Was Esha Gupta comfortable when you narrated the script and her scenes in the film?

I have said this earlier; we could have cast anyone who was ready to do the so-called intimate scenes, but we took a while before zeroing-in on Esha. The best part about her is that she wants to be a star and is willing to go that extra mile to be in that space. We only got a week’s time to prepare her for the role, but she is a hardworking girl and has tried to match up to Emraan, who is a much better actor than her. I am happy with the way she has performed in the film and I am sure she will go places.

Do you think sequels are being overdone in Bollywood?

If there is a script which justifies a sequel, then I don’t see anything wrong with that. To be very frank, Jannat 2 is not a sequel, it is a franchise, as it doesn’t begin where Jannat ended. This is a totally different film altogether.

What about item numbers?

We are not re-inventing the wheel; it has been around for years. If you go to small towns you will see that cinema means so much to the audience. It is their escape route from the drudgeries of life. If an item number makes them happy, why deny them of that?

What if you were not a part of the Bhatt camp; would your films be any different?

I certainly don’t think so. I would have still made Jannat, Tum Mile and Jannat 2. I don’t see myself making independent cinema. I am happy in the space that I am in. These days all kinds of films are co-existing and that is the best part of the times we are in.

Who are the present-day filmmakers you look up to, among your contemporaries?

Out of the present lot I am highly impressed by Rajkumar Hirani.

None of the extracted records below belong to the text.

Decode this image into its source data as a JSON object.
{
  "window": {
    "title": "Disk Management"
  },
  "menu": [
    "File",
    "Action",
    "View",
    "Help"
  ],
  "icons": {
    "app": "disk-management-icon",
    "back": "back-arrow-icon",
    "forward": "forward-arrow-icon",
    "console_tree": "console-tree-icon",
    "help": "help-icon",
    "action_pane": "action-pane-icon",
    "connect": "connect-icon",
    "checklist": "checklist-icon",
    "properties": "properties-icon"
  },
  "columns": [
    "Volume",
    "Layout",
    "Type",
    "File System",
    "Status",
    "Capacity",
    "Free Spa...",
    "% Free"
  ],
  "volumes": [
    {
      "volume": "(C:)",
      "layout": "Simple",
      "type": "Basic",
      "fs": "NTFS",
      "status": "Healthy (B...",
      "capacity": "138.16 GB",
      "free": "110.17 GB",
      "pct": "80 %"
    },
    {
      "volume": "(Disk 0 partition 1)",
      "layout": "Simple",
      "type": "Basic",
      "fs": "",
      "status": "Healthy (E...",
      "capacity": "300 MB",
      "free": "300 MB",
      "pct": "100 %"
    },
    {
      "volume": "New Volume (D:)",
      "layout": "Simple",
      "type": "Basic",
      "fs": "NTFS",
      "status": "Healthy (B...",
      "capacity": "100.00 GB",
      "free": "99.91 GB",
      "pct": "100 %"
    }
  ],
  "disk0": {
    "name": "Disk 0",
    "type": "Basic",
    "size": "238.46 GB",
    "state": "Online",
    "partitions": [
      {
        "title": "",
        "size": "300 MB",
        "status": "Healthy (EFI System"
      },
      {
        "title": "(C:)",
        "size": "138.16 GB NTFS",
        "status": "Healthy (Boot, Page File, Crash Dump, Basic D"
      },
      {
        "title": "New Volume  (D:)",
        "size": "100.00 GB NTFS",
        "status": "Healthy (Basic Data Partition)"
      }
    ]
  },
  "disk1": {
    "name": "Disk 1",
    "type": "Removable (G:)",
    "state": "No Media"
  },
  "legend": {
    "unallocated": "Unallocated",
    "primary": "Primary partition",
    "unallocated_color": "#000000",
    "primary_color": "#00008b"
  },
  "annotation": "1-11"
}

I also like the films made by Imtiaz Ali. Anurag Kashyap is the real poster boy of independent cinema; he makes what he believes in and that itself is a very commendable feat. Not to forget, I am a very huge fan of Vidhu Vinod Chopra and his films. I watch all films that are released and like I said earlier, I feel that it is a good time for filmmakers of all kinds. Please do watch my film and let me know how you like it.